Obligatory future-gaze klaxon

I’m not going to go all doolally on drone-delivery, and thank god Minority Report advertising still hasn’t raised its ugly and over-lyrically-waxed head no matter how many times a futurist throws it out there in the vain hope that it will come to pass. Instead, what excites me is something that is already happening and will surely grow stronger over the coming years to the betterment of not only retail but hopefully society and the environment in general.

It’s that of artificial intelligence and machine learning.

We’re already seeing data-driven and machine-learned personalisation and smarter searching via technologies such as those of our partners Nosto and Klevu which provide a much richer customer experience. However, if we can apply this data collection and intelligence upstream into the supply chain then we will see huge levels of efficiencies which, I hope, will eventually have impacts on pricing.
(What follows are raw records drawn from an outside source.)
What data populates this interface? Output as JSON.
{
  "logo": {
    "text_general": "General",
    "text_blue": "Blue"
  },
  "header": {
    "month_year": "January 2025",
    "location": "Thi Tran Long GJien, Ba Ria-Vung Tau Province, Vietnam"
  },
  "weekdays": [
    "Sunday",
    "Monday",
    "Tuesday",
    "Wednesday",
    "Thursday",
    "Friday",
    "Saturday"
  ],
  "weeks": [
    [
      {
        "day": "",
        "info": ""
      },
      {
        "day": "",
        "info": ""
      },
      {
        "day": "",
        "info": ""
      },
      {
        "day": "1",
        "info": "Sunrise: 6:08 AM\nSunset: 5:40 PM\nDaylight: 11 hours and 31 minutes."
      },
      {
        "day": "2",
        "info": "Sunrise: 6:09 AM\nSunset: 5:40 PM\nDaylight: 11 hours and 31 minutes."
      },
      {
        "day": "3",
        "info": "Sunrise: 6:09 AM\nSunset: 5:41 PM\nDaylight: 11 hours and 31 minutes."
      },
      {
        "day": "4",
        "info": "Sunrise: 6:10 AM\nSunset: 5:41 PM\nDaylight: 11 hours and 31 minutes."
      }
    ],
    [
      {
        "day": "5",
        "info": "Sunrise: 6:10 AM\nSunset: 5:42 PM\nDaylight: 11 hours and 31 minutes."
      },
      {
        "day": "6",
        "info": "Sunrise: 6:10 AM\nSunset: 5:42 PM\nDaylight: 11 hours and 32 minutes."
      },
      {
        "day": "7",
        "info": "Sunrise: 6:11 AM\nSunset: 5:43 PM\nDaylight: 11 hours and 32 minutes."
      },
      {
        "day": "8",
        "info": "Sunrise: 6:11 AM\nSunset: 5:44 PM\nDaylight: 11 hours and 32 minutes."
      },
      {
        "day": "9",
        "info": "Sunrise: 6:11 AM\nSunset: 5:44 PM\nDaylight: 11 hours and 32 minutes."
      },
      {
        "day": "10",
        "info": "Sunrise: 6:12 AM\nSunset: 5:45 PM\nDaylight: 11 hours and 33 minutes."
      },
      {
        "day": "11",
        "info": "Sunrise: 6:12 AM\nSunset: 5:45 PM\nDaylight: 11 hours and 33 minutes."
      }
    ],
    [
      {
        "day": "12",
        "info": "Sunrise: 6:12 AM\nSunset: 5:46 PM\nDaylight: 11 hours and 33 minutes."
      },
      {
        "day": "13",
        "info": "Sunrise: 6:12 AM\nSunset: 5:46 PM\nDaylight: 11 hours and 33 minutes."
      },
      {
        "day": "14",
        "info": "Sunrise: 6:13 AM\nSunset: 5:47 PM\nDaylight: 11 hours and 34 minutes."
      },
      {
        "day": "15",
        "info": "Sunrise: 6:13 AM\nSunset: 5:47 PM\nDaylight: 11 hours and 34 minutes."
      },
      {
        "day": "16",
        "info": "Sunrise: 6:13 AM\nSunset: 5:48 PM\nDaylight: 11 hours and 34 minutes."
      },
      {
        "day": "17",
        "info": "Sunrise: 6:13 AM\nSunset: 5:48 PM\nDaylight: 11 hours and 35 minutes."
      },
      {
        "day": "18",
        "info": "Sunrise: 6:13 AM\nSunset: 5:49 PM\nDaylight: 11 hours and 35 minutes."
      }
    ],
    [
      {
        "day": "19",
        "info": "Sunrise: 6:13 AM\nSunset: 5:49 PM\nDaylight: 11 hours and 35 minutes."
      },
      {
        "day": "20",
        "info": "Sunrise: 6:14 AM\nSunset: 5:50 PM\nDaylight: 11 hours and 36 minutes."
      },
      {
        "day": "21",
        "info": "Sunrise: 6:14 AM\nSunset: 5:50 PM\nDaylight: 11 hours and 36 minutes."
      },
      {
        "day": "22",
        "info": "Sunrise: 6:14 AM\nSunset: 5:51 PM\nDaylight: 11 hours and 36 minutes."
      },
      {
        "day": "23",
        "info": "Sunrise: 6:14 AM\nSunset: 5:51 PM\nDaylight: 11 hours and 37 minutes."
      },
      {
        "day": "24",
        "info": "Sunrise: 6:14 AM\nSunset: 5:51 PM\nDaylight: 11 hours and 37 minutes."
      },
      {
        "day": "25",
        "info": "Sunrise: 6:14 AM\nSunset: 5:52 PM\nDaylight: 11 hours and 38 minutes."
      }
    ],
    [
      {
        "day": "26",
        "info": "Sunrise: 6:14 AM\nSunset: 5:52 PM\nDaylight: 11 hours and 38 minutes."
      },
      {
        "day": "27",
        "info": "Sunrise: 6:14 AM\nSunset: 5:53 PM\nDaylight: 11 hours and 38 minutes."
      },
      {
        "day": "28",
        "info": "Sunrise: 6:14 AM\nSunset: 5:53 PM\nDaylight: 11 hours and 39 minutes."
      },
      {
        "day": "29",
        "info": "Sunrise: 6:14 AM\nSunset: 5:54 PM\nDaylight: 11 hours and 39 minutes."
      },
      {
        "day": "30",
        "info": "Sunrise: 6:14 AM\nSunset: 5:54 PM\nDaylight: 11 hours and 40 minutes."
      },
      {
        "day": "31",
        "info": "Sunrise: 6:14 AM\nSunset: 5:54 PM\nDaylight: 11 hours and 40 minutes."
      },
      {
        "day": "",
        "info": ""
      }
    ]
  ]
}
Yet more importantly, I hope that this intelligence will provide the ability to create a laser-focussed JIT (just-in-time) strategy that sends waves up and down the supply chain. A strategy that reduces the waste of over-production, and a logistic efficiency on a microscale that puts resource and product only exactly where it is desired, ultimately cleaving chunks off our retail carbon footprints. Who’d have thought ecommerce could save the planet?